I tried to make sense of it all. "We don't even keep score."
"Well, you do now," Brian said. "Listen, it's a reality show. The score doesn't matter. We're looking for drama."
The team parents overheard our conversation. "Justin! Kyle! Conner! Get over here! You're gonna be on TV!" Their excitement was untamed. I couldn't say no.
Justin struggled to eat his licorice rope and speed-walk back to the field at the same time.
Brian and I walked to the parking lot. "Why did you pick our team?"
"Coach, do you see that? Six Honda Odyssey minivans. Your team is the perfect fit. It's "T-Ball Tonight," presented by Honda. We have a sweepstakes contest during the sixth inning."
"Sixth inning? We don't play more than three innings."
"Well, you do now. It's pretty crazy the things these kids do after standing out on the field for two hours. It's a real meltdown. Great stuff. Our best ratings come during the last half hour."
Brian dropped his shades, dialed his cell phone, jumped into his SUV and rode off into the Indiana sunset, only to return five days later with an entire TV production crew.

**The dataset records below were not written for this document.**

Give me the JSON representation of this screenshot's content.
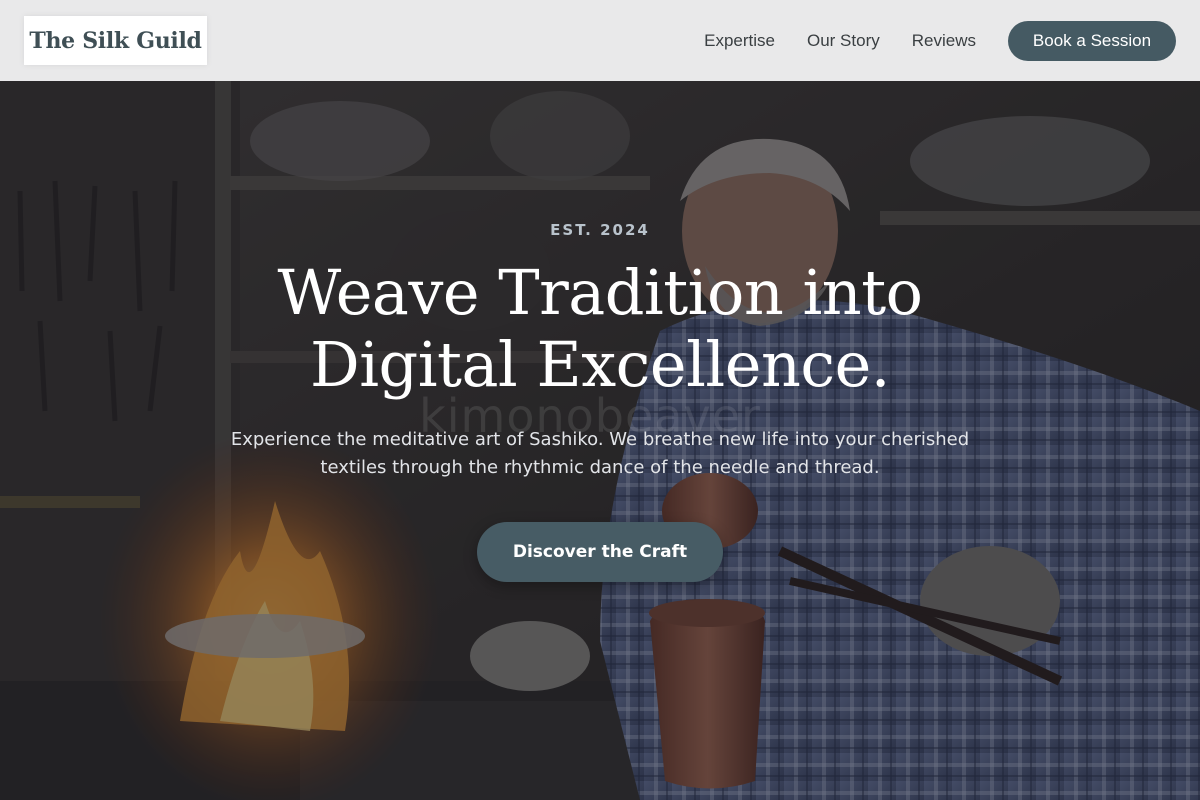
{
  "header": {
    "logo_text": "The Silk Guild",
    "nav": [
      {
        "label": "Expertise"
      },
      {
        "label": "Our Story"
      },
      {
        "label": "Reviews"
      }
    ],
    "cta_label": "Book a Session"
  },
  "hero": {
    "eyebrow": "EST. 2024",
    "headline_line1": "Weave Tradition into",
    "headline_line2": "Digital Excellence.",
    "subtext_line1": "Experience the meditative art of Sashiko. We breathe new life into your cherished",
    "subtext_line2": "textiles through the rhythmic dance of the needle and thread.",
    "cta_label": "Discover the Craft",
    "watermark_text": "kimonobeaver"
  },
  "colors": {
    "accent": "#455a63",
    "header_bg": "#e9e9ea",
    "logo_text": "#3f4f55"
  }
}
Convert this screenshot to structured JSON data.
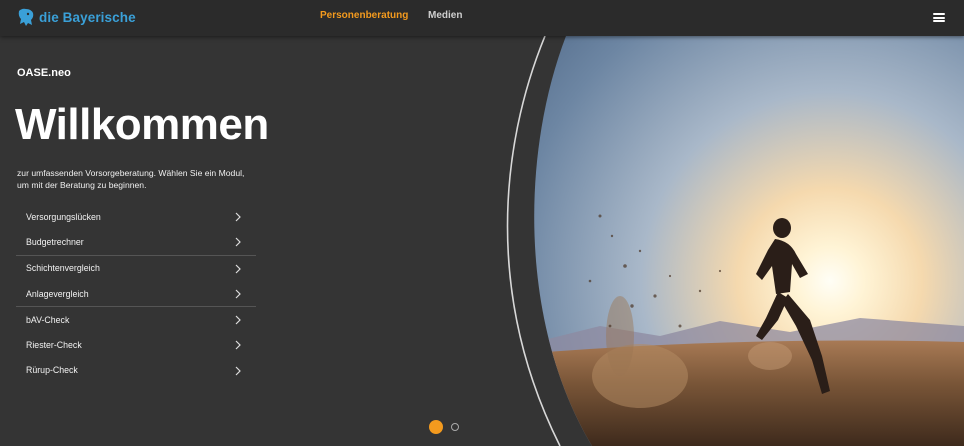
{
  "header": {
    "brand": "die Bayerische",
    "nav": [
      "Personenberatung",
      "Medien"
    ],
    "active_color": "#f39a1e",
    "brand_color": "#3aa0d8"
  },
  "hero": {
    "app_name": "OASE.neo",
    "title": "Willkommen",
    "subtitle_line1": "zur umfassenden Vorsorgeberatung. Wählen Sie ein Modul,",
    "subtitle_line2": "um mit der Beratung zu beginnen."
  },
  "modules": [
    "Versorgungslücken",
    "Budgetrechner",
    "Schichtenvergleich",
    "Anlagevergleich",
    "bAV-Check",
    "Riester-Check",
    "Rürup-Check"
  ],
  "carousel": {
    "active_index": 0,
    "total": 2
  }
}
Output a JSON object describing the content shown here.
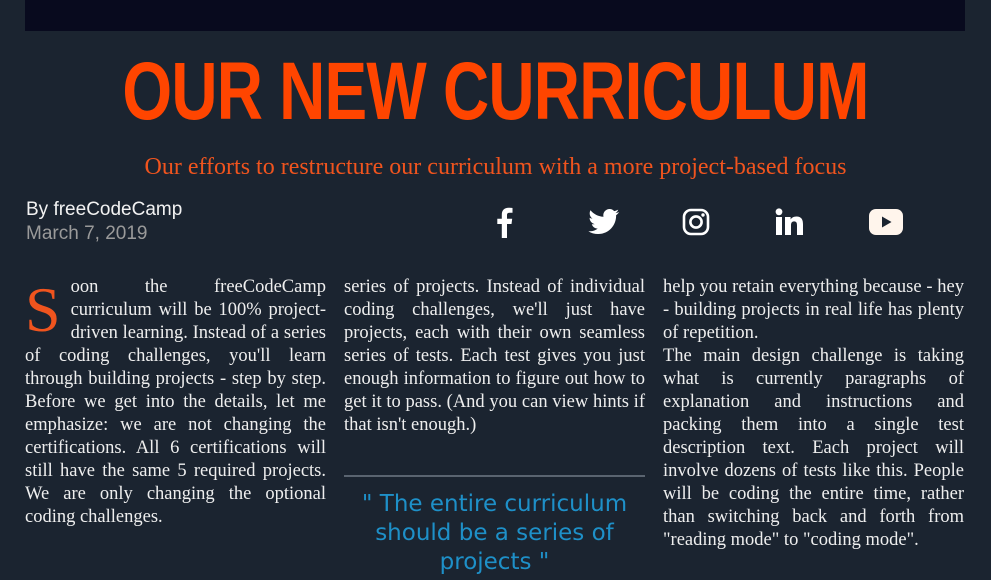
{
  "article": {
    "title": "OUR NEW CURRICULUM",
    "subtitle": "Our efforts to restructure our curriculum with a more project-based focus",
    "author": "By freeCodeCamp",
    "date": "March 7, 2019"
  },
  "social": [
    {
      "icon": "facebook-icon"
    },
    {
      "icon": "twitter-icon"
    },
    {
      "icon": "instagram-icon"
    },
    {
      "icon": "linkedin-icon"
    },
    {
      "icon": "youtube-icon"
    }
  ],
  "body": {
    "dropcap": "S",
    "col1_text": "oon the freeCodeCamp curriculum will be 100% project-driven learning. Instead of a series of coding challenges, you'll learn through building projects - step by step. Before we get into the details, let me emphasize: we are not changing the certifications. All 6 certifications will still have the same 5 required projects. We are only changing the optional coding challenges.",
    "col2_text": "series of projects. Instead of individual coding challenges, we'll just have projects, each with their own seamless series of tests. Each test gives you just enough information to figure out how to get it to pass. (And you can view hints if that isn't enough.)",
    "quote": "\" The entire curriculum should be a series of projects \"",
    "col3_p1": "help you retain everything because - hey - building projects in real life has plenty of repetition.",
    "col3_p2": "The main design challenge is taking what is currently paragraphs of explanation and instructions and packing them into a single test description text. Each project will involve dozens of tests like this. People will be coding the entire time, rather than switching back and forth from \"reading mode\" to \"coding mode\"."
  },
  "colors": {
    "background": "#1b2430",
    "accent": "#ff4500",
    "quote": "#1e90c8"
  }
}
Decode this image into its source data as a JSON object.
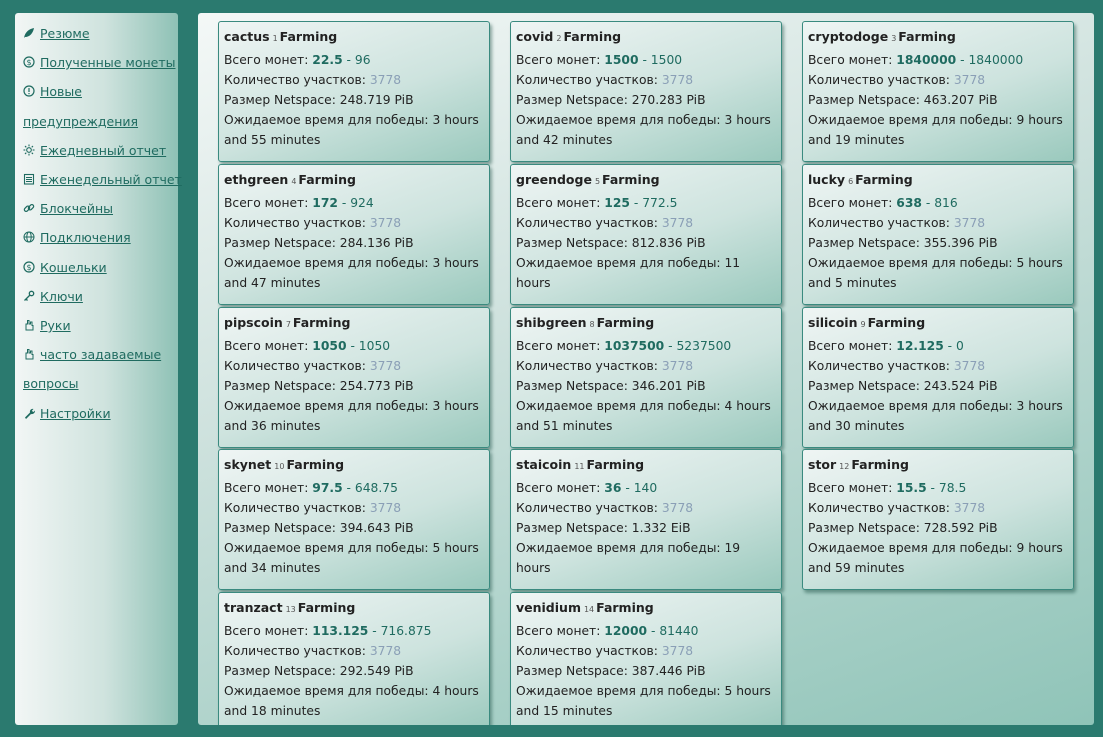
{
  "sidebar": {
    "items": [
      {
        "label": "Резюме",
        "icon": "leaf-icon"
      },
      {
        "label": "Полученные монеты",
        "icon": "dollar-coin-icon"
      },
      {
        "label": "Новые",
        "icon": "alert-circle-icon"
      },
      {
        "label": "предупреждения",
        "icon": ""
      },
      {
        "label": "Ежедневный отчет",
        "icon": "sun-icon"
      },
      {
        "label": "Еженедельный отчет",
        "icon": "calendar-icon"
      },
      {
        "label": "Блокчейны",
        "icon": "link-icon"
      },
      {
        "label": "Подключения",
        "icon": "globe-icon"
      },
      {
        "label": "Кошельки",
        "icon": "wallet-coin-icon"
      },
      {
        "label": "Ключи",
        "icon": "key-icon"
      },
      {
        "label": "Руки",
        "icon": "hand-icon"
      },
      {
        "label": "часто задаваемые",
        "icon": "hand-icon"
      },
      {
        "label": "вопросы",
        "icon": ""
      },
      {
        "label": "Настройки",
        "icon": "wrench-icon"
      }
    ]
  },
  "labels": {
    "status": "Farming",
    "coins": "Всего монет:",
    "participants": "Количество участков:",
    "netspace": "Размер Netspace:",
    "eta": "Ожидаемое время для победы:"
  },
  "cards": [
    {
      "name": "cactus",
      "idx": "1",
      "coins_a": "22.5",
      "coins_b": "96",
      "participants": "3778",
      "netspace": "248.719 PiB",
      "eta1": "3 hours",
      "eta2": "and 55 minutes"
    },
    {
      "name": "covid",
      "idx": "2",
      "coins_a": "1500",
      "coins_b": "1500",
      "participants": "3778",
      "netspace": "270.283 PiB",
      "eta1": "3 hours",
      "eta2": "and 42 minutes"
    },
    {
      "name": "cryptodoge",
      "idx": "3",
      "coins_a": "1840000",
      "coins_b": "1840000",
      "participants": "3778",
      "netspace": "463.207 PiB",
      "eta1": "9 hours",
      "eta2": "and 19 minutes"
    },
    {
      "name": "ethgreen",
      "idx": "4",
      "coins_a": "172",
      "coins_b": "924",
      "participants": "3778",
      "netspace": "284.136 PiB",
      "eta1": "3 hours",
      "eta2": "and 47 minutes"
    },
    {
      "name": "greendoge",
      "idx": "5",
      "coins_a": "125",
      "coins_b": "772.5",
      "participants": "3778",
      "netspace": "812.836 PiB",
      "eta1": "11 hours",
      "eta2": ""
    },
    {
      "name": "lucky",
      "idx": "6",
      "coins_a": "638",
      "coins_b": "816",
      "participants": "3778",
      "netspace": "355.396 PiB",
      "eta1": "5 hours",
      "eta2": "and 5 minutes"
    },
    {
      "name": "pipscoin",
      "idx": "7",
      "coins_a": "1050",
      "coins_b": "1050",
      "participants": "3778",
      "netspace": "254.773 PiB",
      "eta1": "3 hours",
      "eta2": "and 36 minutes"
    },
    {
      "name": "shibgreen",
      "idx": "8",
      "coins_a": "1037500",
      "coins_b": "5237500",
      "participants": "3778",
      "netspace": "346.201 PiB",
      "eta1": "4 hours",
      "eta2": "and 51 minutes"
    },
    {
      "name": "silicoin",
      "idx": "9",
      "coins_a": "12.125",
      "coins_b": "0",
      "participants": "3778",
      "netspace": "243.524 PiB",
      "eta1": "3 hours",
      "eta2": "and 30 minutes"
    },
    {
      "name": "skynet",
      "idx": "10",
      "coins_a": "97.5",
      "coins_b": "648.75",
      "participants": "3778",
      "netspace": "394.643 PiB",
      "eta1": "5 hours",
      "eta2": "and 34 minutes"
    },
    {
      "name": "staicoin",
      "idx": "11",
      "coins_a": "36",
      "coins_b": "140",
      "participants": "3778",
      "netspace": "1.332 EiB",
      "eta1": "19 hours",
      "eta2": ""
    },
    {
      "name": "stor",
      "idx": "12",
      "coins_a": "15.5",
      "coins_b": "78.5",
      "participants": "3778",
      "netspace": "728.592 PiB",
      "eta1": "9 hours",
      "eta2": "and 59 minutes"
    },
    {
      "name": "tranzact",
      "idx": "13",
      "coins_a": "113.125",
      "coins_b": "716.875",
      "participants": "3778",
      "netspace": "292.549 PiB",
      "eta1": "4 hours",
      "eta2": "and 18 minutes"
    },
    {
      "name": "venidium",
      "idx": "14",
      "coins_a": "12000",
      "coins_b": "81440",
      "participants": "3778",
      "netspace": "387.446 PiB",
      "eta1": "5 hours",
      "eta2": "and 15 minutes"
    }
  ]
}
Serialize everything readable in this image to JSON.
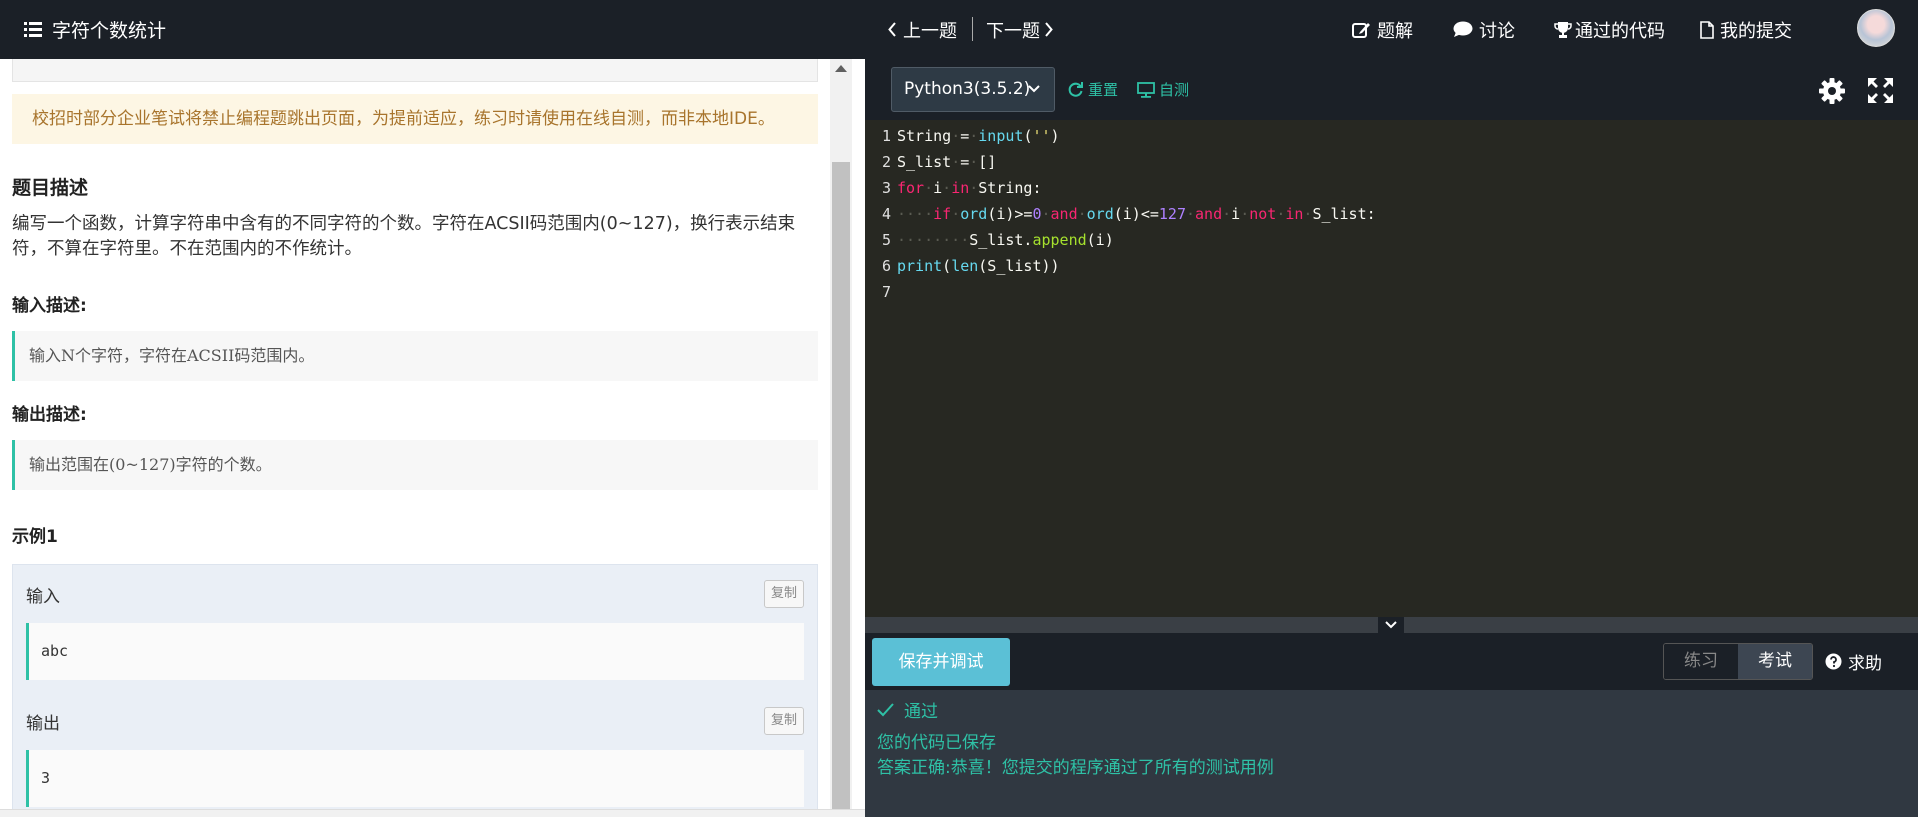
{
  "left": {
    "title": "字符个数统计",
    "notice": "校招时部分企业笔试将禁止编程题跳出页面，为提前适应，练习时请使用在线自测，而非本地IDE。",
    "description_heading": "题目描述",
    "description_line1": "编写一个函数，计算字符串中含有的不同字符的个数。字符在ACSII码范围内(0~127)，换行表示结束",
    "description_line2": "符，不算在字符里。不在范围内的不作统计。",
    "input_heading": "输入描述:",
    "input_desc": "输入N个字符，字符在ACSII码范围内。",
    "output_heading": "输出描述:",
    "output_desc": "输出范围在(0~127)字符的个数。",
    "example_heading": "示例1",
    "example": {
      "input_label": "输入",
      "input_value": "abc",
      "output_label": "输出",
      "output_value": "3",
      "copy_label": "复制"
    }
  },
  "header": {
    "prev": "上一题",
    "next": "下一题",
    "solution": "题解",
    "discuss": "讨论",
    "passed_code": "通过的代码",
    "my_submissions": "我的提交"
  },
  "toolbar": {
    "language": "Python3(3.5.2)",
    "reset": "重置",
    "self_test": "自测"
  },
  "editor": {
    "line_numbers": [
      "1",
      "2",
      "3",
      "4",
      "5",
      "6",
      "7"
    ]
  },
  "bottom": {
    "save_debug": "保存并调试",
    "mode_practice": "练习",
    "mode_exam": "考试",
    "help": "求助"
  },
  "result": {
    "status": "通过",
    "saved": "您的代码已保存",
    "message": "答案正确:恭喜！您提交的程序通过了所有的测试用例"
  },
  "colors": {
    "accent": "#2ec1a6",
    "header_bg": "#1b2027",
    "editor_bg": "#272822",
    "notice_bg": "#fdf6e4",
    "save_button": "#5bc0d6"
  }
}
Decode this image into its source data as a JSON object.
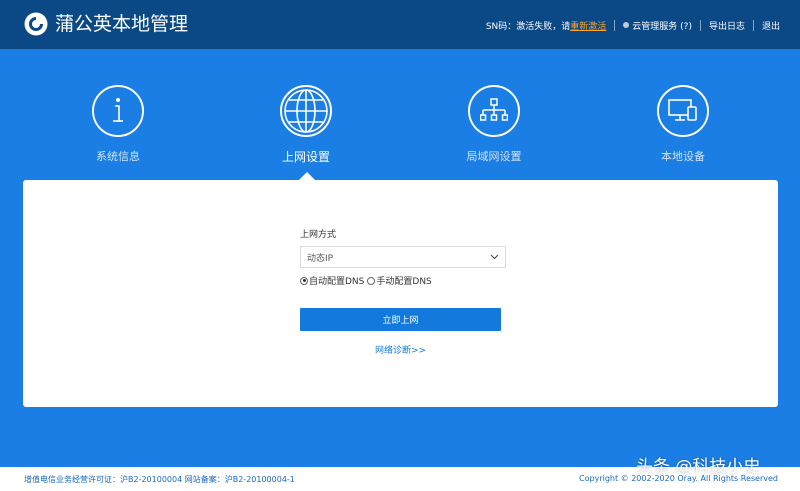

Game time was here. For the first time all year, the normally apathetic parents in the stands outnumbered the kids on the bench.
The first three innings looked no different from any other T-Ball game. Cute kids with helmets and gloves. Everyone batted. Everyone scored.
Not very dramatic. I was certain that "T-Ball Tonight" was headed for cancellation.
But then it happened. The mass meltdown.
In the top of the fifth inning, with the scored tied 42-42, I looked out to center field.
"Aaaahhhh!" Spinning in circles, Conner flung his hat at his estranged dad who was helping coach the outfielders. He ran up to him and, face-first, smashed into his father's rear end. Conner bounced back to the ground.
"He hit him! He hit him!" Conner's mom jumped over the fence, screaming at her ex-husband. "Get your hands off him!"
"I'm just standing here. He's tired for God's sake!" he shouted back.
"I'm calling the police. I've got a restraining order, right here in my purse. Get away from my son."
Embarrassed, I looked to the stands. Moms, stepdads, babysitters, legal guardians. All on their cell phones, mugging for the TV cameras.
I looked to third base. Oh no. Garrett wet his pants on national television.
He waddled to the stands looking for his mom. "Just stay out there till the end of the inning!" She waved him back onto the field.
I looked to first base. Justin was rhythmically pounding his head into the first base bag. "I want my licorice rope!" he screamed endlessly.
Next to me in the dugout, producer Brian clinched his fists with glee. "Yes!" he shouted. "This is awesome."
"This is awful," I said to myself. "At least T-ball season is finally over."
"No, it's not my friend," interrupted Brian. "America just voted. Charlie's Cubs are back again next week!"
Gee, that's great.

Ted Mandell teaches in the Department of Film, Television, and Theatre at the University of Notre Dame.